Personalized news app Artifact becomes a discovery engine for the web with new Links feature


Artifact, the personalized news aggregator built by Instagram’s co-founders, is launching a new feature today that takes the app in a different direction beyond tracking, summarizing and commenting on the news. Now, users will be able to share any link from the web in order to view a personalized feed of links based on their interests — something that puts the app in more direct competition with social apps for sharing text or links, like X or Threads.

The feature, simply called Links, is meant to showcase what’s possible with Artifiact’s AI technology, the company explains.

To get started, you only have to share a URL, which is then presented in a visual feed within a new Links tab in the app. Here, a familiarly named “For You” feed will show you other links based on your interests.

In addition to sharing a link, Artifact’s users are also able to optionally write a caption or add photos to share their thoughts or “hot takes,” or curate the most interesting photos as part of their post. This has the effect of turning users into creators of a sort who could build a following on Artifact.

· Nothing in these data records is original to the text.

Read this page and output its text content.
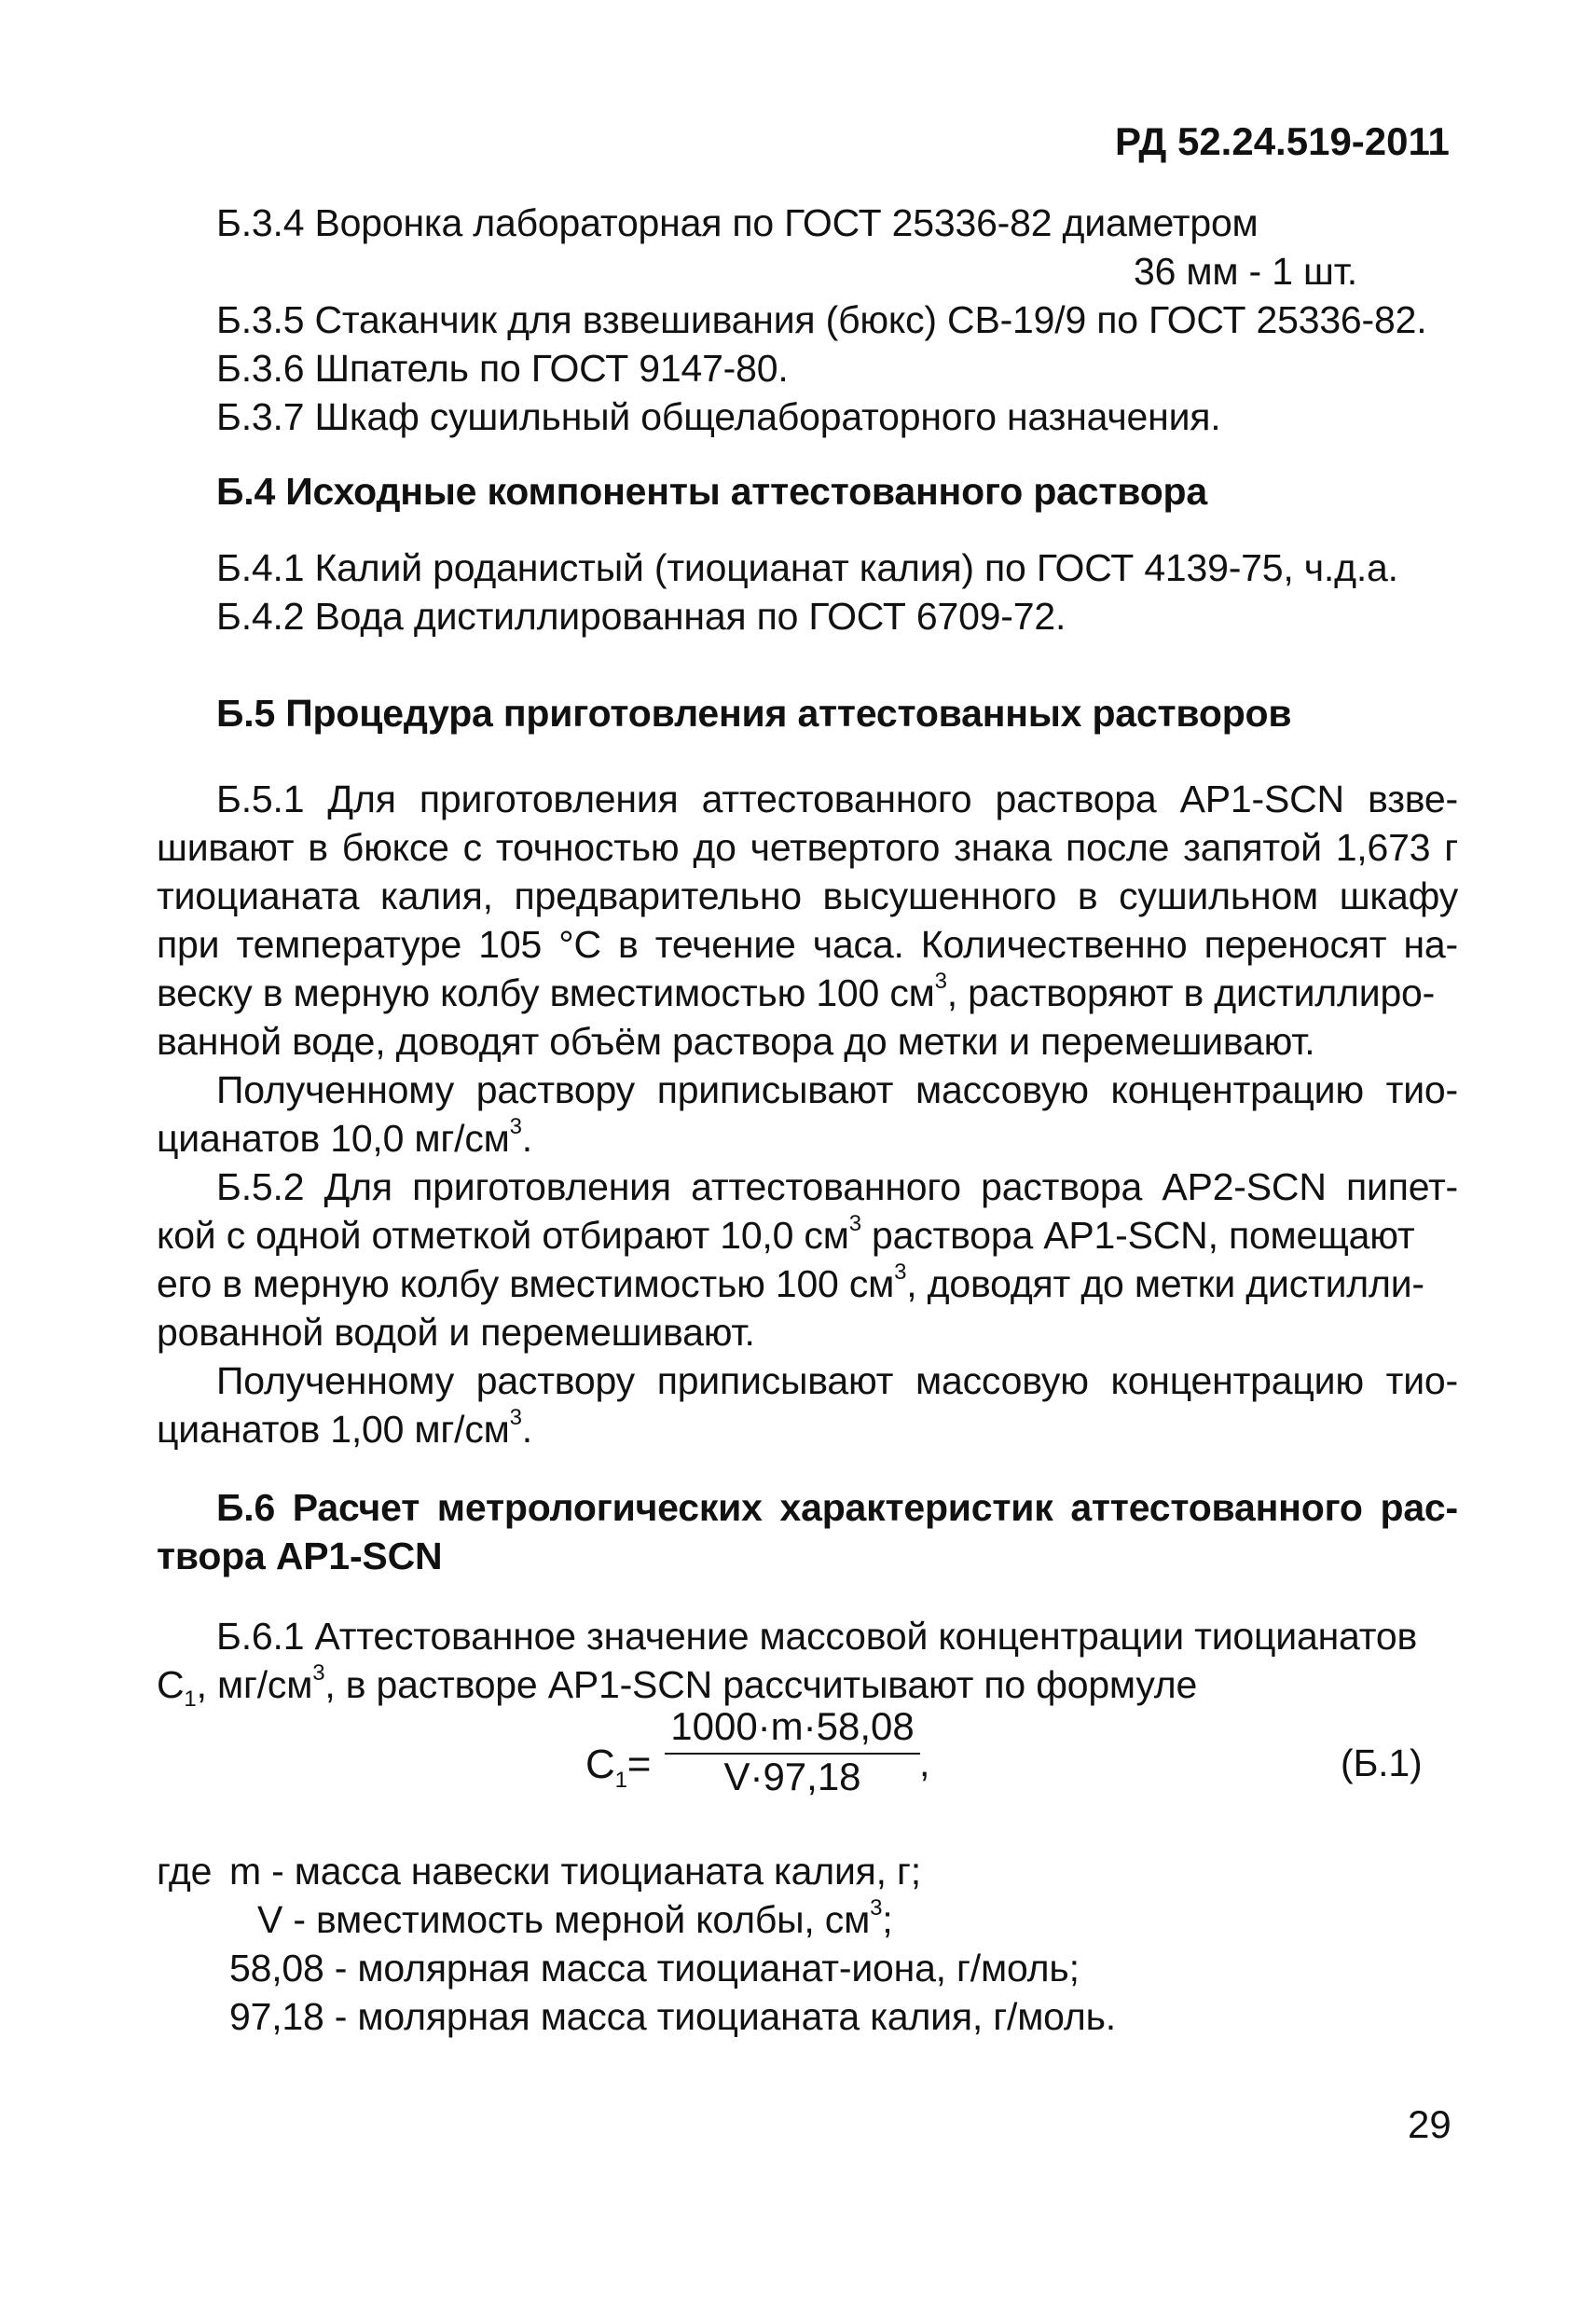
РД 52.24.519-2011
Б.3.4 Воронка лабораторная по ГОСТ 25336-82 диаметром
36 мм - 1 шт.
Б.3.5 Стаканчик для взвешивания (бюкс) СВ-19/9 по ГОСТ 25336-82.
Б.3.6 Шпатель по ГОСТ 9147-80.
Б.3.7 Шкаф сушильный общелабораторного назначения.
Б.4 Исходные компоненты аттестованного раствора
Б.4.1 Калий роданистый (тиоцианат калия) по ГОСТ 4139-75, ч.д.а.
Б.4.2 Вода дистиллированная по ГОСТ 6709-72.
Б.5 Процедура приготовления аттестованных растворов
Б.5.1 Для приготовления аттестованного раствора АР1-SCN взве-
шивают в бюксе с точностью до четвертого знака после запятой 1,673 г
тиоцианата калия, предварительно высушенного в сушильном шкафу
при температуре 105 °С в течение часа. Количественно переносят на-
веску в мерную колбу вместимостью 100 $см^3$, растворяют в дистиллиро-
ванной воде, доводят объём раствора до метки и перемешивают.
Полученному раствору приписывают массовую концентрацию тио-
цианатов 10,0 $мг/см^3$.
Б.5.2 Для приготовления аттестованного раствора АР2-SCN пипет-
кой с одной отметкой отбирают 10,0 $см^3$ раствора АР1-SCN, помещают
его в мерную колбу вместимостью 100 $см^3$, доводят до метки дистилли-
рованной водой и перемешивают.
Полученному раствору приписывают массовую концентрацию тио-
цианатов 1,00 $мг/см^3$.
Б.6 Расчет метрологических характеристик аттестованного рас-
твора АР1-SCN
Б.6.1 Аттестованное значение массовой концентрации тиоцианатов
$С_1$, $мг/см^3$, в растворе АР1-SCN рассчитывают по формуле
$C_1= \frac{1000\cdot m\cdot 58,08}{V\cdot 97,18}$
,	(Б.1)
где m - масса навески тиоцианата калия, г;
V - вместимость мерной колбы, $см^3$;
58,08 - молярная масса тиоцианат-иона, г/моль;
97,18 - молярная масса тиоцианата калия, г/моль.
29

The company says the app will begin showing posted links to other relevant people to help the creator build an audience.

In addition, the new Links feature will offer creative tools that help users quickly upload, crop and reorder their images. And, to help with caption writing, creators can turn to Artifact’s AI, which was originally used to summarize long news stories.

Creators can also share quotes when reading articles on Artifact by highlighting text and then choosing “Share to Links” from the new pop-up menu.

The company says early adopters have shared new products, videos, headline recaps, app reviews, recipes, architecture slideshows and much more via Links. This makes the app feel like a competitor to not only social apps like X, but also Flipboard, whose social magazines are curated by its users, or even a link pinboarding sites like Pinterest.

Though Artifact had been inching into social networking territory with recent launches that added commenting on articles and tools for writers to claim their profiles and track their readership, the new Links feature goes a step further.

Now, users can search for and follow anyone who’s created a social profile on the app. Here, new posts from people you follow will appear under a new “Following” section. These profiles have been redesigned to feature recent links posted, as well.

With Links, using Artifact becomes less of a passive experience for news reading and one where its users can actively participate in news discovery. But that could also mean some users may try to feed the app with content from smaller sites, blogs and other less legitimate news sources where information isn’t as thoroughly fact-checked as the mainstream publications Artifact first supported.

The company says it will address this potential problem with a two-layered approach. First, it will leverage AI that utilizes a number of third-party moderation services to look for bad content, as defined in its community guidelines. The second layer is a manual review that is both crowdsourced and actively monitored by the team, we’re told.

“The same AI that powers article discovery can be used for anything on the web — though it’s less tractable to crawl it all, and likely better to let users choose the best stuff,” explains Artifact co-founder Kevin Systrom, who built the app alongside his Instagram co-founder Mike Krieger. “Artifact is about feeding your curiosity, and that goes beyond the best publishers in the world. Sometimes the best content is on a small blog that deserves to be discovered on a platform like this,” he adds.

The Links feature is available on iOS and Android, with posting coming very soon to Android.